Boris Johnson proves the power of this police reform
With three weeks to go until the first elections for police and crime commissioners (PCCs), the public is at last beginning to hear about this major reform. TV adverts, cunningly placed during Downton Abbey, have alerted Middle England. Information is being despatched to every household. The media has stopped complaining about the lack of coverage and started to cover the story. The Prime Minister has urged people to get out and vote.
In a less-than-principled stand, the Labour Party, who opposed PCCs at every stage, are fielding candidates. Even the Liberal Democrats, despite their attempt to sabotage the reform by delaying the poll, are bravely contesting half the seats. More than 50 independents have thrown their hats into the ring.
In this fervour of democracy, one voice dissents: Lord Blair, former commissioner of the Metropolitan Police, has told people to stay at home. He claims that a single individual cannot represent one police force area. Yet this is apparently not too big a task for one chief constable. Lord Blair himself headed a force of 55,000 people, serving a population of 7.4 million, with a budget of £4 billion. But perish the thought that the people should be given a say.
There's something particularly distasteful about an unelected peer unsuccessfully seeking to halt a democratic reform, then urging the public to boycott the ballot box despite the parliamentary vote. Lord Blair is a member of the once-governing class who felt no need for public consent and who regard popular views as dangerous. His like ran the quangos of the land, presiding over a public that could not possibly be trusted to take decisions for themselves.
Well, good riddance to them. There's an obvious reason why we need the police to be accountable: you can't choose your force. Increasingly there's choice over your local school or GP. But the police are a natural monopoly. If you live in London you get the Met. If you lived there between 2005 and 2008, you got Ian Blair. And there wasn't a thing you could do about it.
But then along came Boris. With the democratic mandate of a newly elected mayor, he swiftly despatched his police chief. No wonder the victim opposes this policy. And that's the power of the reform: it puts the people in charge. It makes the police accountable for their actions and, in turn, the elected representatives who supervise the force have their feet held to the fire.
Interminable objections were mounted to this change. It would politicise the police, critics said, though my experience was that chief constables were as skilful political practitioners as my colleagues in the Commons. They usually ran rings round the chairmen of local police authorities, who the public had rarely heard of. The chiefs will find it harder after next month.
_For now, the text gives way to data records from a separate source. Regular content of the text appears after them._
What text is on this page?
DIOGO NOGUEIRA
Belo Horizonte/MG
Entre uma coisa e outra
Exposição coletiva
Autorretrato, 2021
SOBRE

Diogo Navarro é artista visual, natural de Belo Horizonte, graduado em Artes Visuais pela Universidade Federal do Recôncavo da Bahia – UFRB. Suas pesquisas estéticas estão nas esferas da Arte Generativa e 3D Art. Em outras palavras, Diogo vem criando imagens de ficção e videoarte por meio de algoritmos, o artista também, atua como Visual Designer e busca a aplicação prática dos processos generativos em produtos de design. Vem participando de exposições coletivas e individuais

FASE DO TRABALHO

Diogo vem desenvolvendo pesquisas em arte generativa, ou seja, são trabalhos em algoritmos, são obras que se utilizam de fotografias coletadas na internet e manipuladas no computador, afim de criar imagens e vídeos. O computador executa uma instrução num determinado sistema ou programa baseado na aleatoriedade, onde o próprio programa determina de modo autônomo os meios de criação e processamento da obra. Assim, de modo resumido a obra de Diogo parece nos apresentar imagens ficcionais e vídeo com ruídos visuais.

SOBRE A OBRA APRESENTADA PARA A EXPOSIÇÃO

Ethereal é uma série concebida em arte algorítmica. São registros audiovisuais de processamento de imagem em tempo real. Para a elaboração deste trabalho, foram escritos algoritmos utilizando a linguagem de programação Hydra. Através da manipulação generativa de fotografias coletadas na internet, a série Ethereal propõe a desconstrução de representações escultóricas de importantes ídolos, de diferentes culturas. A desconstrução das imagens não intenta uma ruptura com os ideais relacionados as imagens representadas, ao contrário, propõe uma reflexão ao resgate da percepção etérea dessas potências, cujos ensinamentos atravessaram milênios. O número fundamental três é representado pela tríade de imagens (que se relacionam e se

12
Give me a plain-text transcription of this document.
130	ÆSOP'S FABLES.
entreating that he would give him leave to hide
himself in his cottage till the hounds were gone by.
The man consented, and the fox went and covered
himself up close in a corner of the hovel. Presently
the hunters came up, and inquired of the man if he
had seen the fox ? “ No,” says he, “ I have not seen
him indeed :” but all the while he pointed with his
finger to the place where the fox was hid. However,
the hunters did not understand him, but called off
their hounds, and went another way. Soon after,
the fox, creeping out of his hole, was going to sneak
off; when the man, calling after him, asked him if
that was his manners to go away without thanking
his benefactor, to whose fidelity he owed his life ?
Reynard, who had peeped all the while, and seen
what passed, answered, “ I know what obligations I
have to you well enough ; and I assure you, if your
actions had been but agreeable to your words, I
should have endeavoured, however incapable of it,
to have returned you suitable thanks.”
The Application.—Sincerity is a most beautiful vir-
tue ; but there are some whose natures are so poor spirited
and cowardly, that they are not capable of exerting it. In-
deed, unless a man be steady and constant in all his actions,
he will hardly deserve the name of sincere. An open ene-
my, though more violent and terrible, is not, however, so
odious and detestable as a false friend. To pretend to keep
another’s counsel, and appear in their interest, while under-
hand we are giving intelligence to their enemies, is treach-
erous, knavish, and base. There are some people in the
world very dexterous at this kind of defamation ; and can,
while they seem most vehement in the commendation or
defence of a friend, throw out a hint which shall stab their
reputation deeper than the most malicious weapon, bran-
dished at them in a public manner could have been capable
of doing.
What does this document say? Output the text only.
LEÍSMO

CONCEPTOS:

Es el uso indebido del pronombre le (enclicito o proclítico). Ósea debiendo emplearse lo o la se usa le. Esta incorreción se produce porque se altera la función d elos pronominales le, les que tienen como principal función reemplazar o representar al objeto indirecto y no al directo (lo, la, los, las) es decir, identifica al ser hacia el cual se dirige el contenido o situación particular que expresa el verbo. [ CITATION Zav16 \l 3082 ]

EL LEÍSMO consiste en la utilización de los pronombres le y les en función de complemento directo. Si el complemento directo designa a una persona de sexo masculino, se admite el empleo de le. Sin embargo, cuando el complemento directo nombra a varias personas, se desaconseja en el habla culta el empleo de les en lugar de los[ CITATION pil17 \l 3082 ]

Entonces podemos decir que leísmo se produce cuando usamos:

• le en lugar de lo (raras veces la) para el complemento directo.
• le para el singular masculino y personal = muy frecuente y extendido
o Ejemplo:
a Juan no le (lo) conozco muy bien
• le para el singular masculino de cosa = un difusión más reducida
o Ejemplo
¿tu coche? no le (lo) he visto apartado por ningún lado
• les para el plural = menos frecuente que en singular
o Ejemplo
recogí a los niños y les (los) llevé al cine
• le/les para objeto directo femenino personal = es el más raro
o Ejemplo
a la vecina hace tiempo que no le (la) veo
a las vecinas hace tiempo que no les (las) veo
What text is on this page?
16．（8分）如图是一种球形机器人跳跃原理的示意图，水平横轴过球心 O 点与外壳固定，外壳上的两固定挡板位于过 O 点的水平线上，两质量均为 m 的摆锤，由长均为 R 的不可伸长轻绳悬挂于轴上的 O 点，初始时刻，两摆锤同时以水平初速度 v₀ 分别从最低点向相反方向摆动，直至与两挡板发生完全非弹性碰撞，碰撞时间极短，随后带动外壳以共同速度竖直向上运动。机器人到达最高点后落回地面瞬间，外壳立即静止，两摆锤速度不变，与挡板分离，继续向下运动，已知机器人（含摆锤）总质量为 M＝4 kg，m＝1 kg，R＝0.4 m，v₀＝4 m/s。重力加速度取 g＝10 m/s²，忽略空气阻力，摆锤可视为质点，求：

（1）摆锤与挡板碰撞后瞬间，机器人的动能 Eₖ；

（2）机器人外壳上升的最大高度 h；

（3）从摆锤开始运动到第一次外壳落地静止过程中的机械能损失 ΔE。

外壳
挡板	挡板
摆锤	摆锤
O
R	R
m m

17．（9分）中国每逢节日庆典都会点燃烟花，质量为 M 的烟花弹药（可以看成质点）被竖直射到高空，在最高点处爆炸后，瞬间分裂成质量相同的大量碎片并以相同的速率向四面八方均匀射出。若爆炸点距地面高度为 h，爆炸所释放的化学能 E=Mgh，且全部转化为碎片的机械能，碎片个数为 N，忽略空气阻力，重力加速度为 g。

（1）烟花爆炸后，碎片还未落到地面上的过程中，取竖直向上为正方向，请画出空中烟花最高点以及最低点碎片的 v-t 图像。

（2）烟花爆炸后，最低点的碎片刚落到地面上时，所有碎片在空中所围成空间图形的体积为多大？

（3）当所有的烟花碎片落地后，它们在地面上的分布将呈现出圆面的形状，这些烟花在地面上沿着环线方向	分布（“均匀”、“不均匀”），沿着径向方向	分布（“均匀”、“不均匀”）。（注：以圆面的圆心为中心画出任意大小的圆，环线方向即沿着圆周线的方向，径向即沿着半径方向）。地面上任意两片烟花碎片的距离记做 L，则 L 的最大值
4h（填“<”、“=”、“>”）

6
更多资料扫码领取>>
There are plenty of checks and balances. Chief constables will remain operationally independent. No politician should have the power to demand an arrest or investigation. PCCs will swear an oath of impartiality, undertaking to serve all without fear or favour. Her Majesty's Inspectorate of Constabulary will continue to watch over forces.
But the most powerful safeguard of all is that the public will be connected with their force. Decisions about whether to increase the amount we all pay through council tax for policing will no longer be taken behind closed doors. Big questions about whether to engage the private sector to deliver behind-the-scenes policing services will have to be settled in public. I think that letting companies do back-room tasks more efficiently is the way to protect the front line. But it will be Commissioners who decide.
The subtext of opposition to these changes is that the police don't need reform. But it's very hard to look at the tragic story of Hillsborough, or failings to investigate child abuse, or the murky business of phone hacking, without concluding that a powerful searchlight needs shining in some dark corners of policing. Any public service that routinely leaked confidential information to the press would give cause for concern. When that organisation is entrusted to uphold the law, yet some of its officers see nothing wrong, we have a problem.
This is why the new College of Policing, which will set standards and guard integrity, will be so important. Police officers should be trusted as professionals, able to exercise discretion without the bureaucratic interference that has kept them off the streets, but then held properly to account.
It's true that crime is down - inconveniently undermining Labour's sole policy on policing, which is to oppose cuts. Yvette Cooper, the shadow home secretary, would rather you didn't know that her party is quietly committed to cutting police budgets, too. That would mean fewer police officers. But it's not something she whispers while she's locked in the embrace of the Police Federation.
In fact, across the 41 police force areas, good people are standing and they deserve attention. These are candidates with local roots who care about their communities. Their decisions over the next four years will matter. That's why people should ignore the ill-intentioned advice of Lord Blair and exercise the precious right of democracy on Thursday, November 15. Those who hold power over the people should be accountable to the people.